Page 87 of Born in Sin
“Endure the?” Cara asked, forcing her to put what she’d been culpable for into words.
“The whippings,” Maria whispered. “Mohan told Virat that if he allowed anyone to find out about us or about the beatings, then he would do to you what he did to him and that even I wouldn’t be able to stop him. And so, Virat kept quiet. He took it. For years.”
For years. For her.
Cara’s heart cracked, a million lines of anguish snaking through it. The tremors that filtered through her body had her struggling to stay upright.
“After the tenth-grade exams, Virat found proof that Mohan had been selling board exam papers to some of the students. He emailed it to not only to the Head of School but also all the members of the school board, ensuring Mohan was sacked. It was a release for him, and for me.”
Silence fell between them for a microsecond and then her mother sighed, sounding every day of her sixty-five years.
“Mohan wasn’t the only one who noticed the way Virat and you looked at each other. Those boys, Varun and his friends, the ones who…” Her mother’s voice failed, tears quavering in them. “They noticed too. Did you never wonder why they took you that night?”
“No, I didn’t wonder.” Cara’s voice sounded like it came from far away. “I knew. They told me, over and over again. Exactly why they took me. I knew but he never did.”
“He did,” her mother corrected her. “He knew because I told him. At the hospital, I told him.”
The roaring in her ears was deafening.
“What did you tell him?” Cara asked, her voice deathly quiet.
“I told him that he was responsible for your ruin. The only reason those boys targeted you was because of your connection to him. I told him he had killed Celina Fernandez that day because she could never survive this scandal. I told him Chandrashekhar Sir was threatening to expel you from school, to write to the board and strike your roll number from the school rolls and that the only way I could mitigate all of that was by making you disappear from there. If you didn’t exist, the scandal didn’t exist. And for you to cease existing, he had to disappear from your life. Those boys were never going to be punished. Only you and the boys who tried to save you would. And he couldn’t save himself and his friends, but he could save you.”

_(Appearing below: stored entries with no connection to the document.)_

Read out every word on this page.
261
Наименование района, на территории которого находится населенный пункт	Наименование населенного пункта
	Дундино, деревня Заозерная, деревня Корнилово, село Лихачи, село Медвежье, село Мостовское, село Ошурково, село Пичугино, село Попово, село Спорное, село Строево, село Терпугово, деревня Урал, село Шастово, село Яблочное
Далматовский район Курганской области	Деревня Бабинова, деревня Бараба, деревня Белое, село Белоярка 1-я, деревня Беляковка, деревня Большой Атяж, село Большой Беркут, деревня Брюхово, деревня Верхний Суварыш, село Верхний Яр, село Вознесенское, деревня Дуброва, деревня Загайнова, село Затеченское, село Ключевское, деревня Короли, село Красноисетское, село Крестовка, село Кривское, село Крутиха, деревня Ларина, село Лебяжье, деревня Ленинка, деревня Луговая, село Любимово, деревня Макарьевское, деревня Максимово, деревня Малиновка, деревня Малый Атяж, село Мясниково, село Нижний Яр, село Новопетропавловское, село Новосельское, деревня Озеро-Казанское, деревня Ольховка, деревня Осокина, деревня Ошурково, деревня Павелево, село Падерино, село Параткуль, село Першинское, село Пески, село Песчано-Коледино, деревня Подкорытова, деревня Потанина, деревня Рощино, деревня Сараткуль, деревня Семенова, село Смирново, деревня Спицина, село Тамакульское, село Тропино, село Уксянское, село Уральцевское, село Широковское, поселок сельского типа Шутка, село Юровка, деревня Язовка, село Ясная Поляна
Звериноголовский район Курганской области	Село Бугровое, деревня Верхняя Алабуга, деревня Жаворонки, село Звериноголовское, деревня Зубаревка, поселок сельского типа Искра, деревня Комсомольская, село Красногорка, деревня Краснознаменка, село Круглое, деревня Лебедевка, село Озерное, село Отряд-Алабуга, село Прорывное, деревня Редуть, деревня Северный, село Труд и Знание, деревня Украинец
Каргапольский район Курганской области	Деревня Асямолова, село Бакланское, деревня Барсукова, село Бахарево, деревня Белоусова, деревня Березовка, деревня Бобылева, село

“You convinced him to leave me.”
“Yes, because you would never have left him. He had to leave you. And he knew it too.”
The air that filled her lungs felt too thick, too noxious to exhale as she struggled to process her mother’s words.
“The minute you were discharged, I left with you for Dubai. Your father might have hated me by then, but he loved you. He took us in and helped get you back on your feet. And when we finally came back to India, you emerged to the world as Cara Ferns. Celina Fernandez had finally ceased to exist. It was the only way, Celi. The only way to save you.”
Her mother reached for her hand tentatively. Cara flinched away from her. Maria’s hand froze on the bedspread.
“If the two of you had stayed together, Cara Ferns would never have had a chance to come alive. And look at you now. Just look at you!”
“Yes, Mom. Look at me. Look at the daughter you, along with everyone else, destroyed.”
Maria shrunk under her gaze.
“All these years,” Cara whispered. “All these years, you allowed me to live in ignorance of all that he’s sacrificed for me, for you even. How could you?”
She got to her feet, every bone in her body aching. She needed to get out of here. She needed to get out of her life. Celina Fernandez no longer existed, and she didn’t know if she could stand to be Cara Ferns anymore.
Who, then, was she? And where did she go from here?
Crestwood
“Vir.” Amay’s voice was urgent, but all Virat could focus on was Celina fleeing the cafeteria, fleeing him.
“Not now, Ams.”
“Yes now,” Amay snapped.
Virat looked at him in surprise. Out of the three of them, Amay was always the calmest, the most even keeled.
“We are this close to graduating, Vir.” Amay pinched his fingers together. “And then we never need to look back at this place again. We’re free, of this school, of the people here, of our family’s control. All of it. We get to college and we can all finally make our own way in life. You and Celina can live your life without any of this drama and bullshit.”
“I know.” Virat backed up a step, stunned by Amay’s vehemence.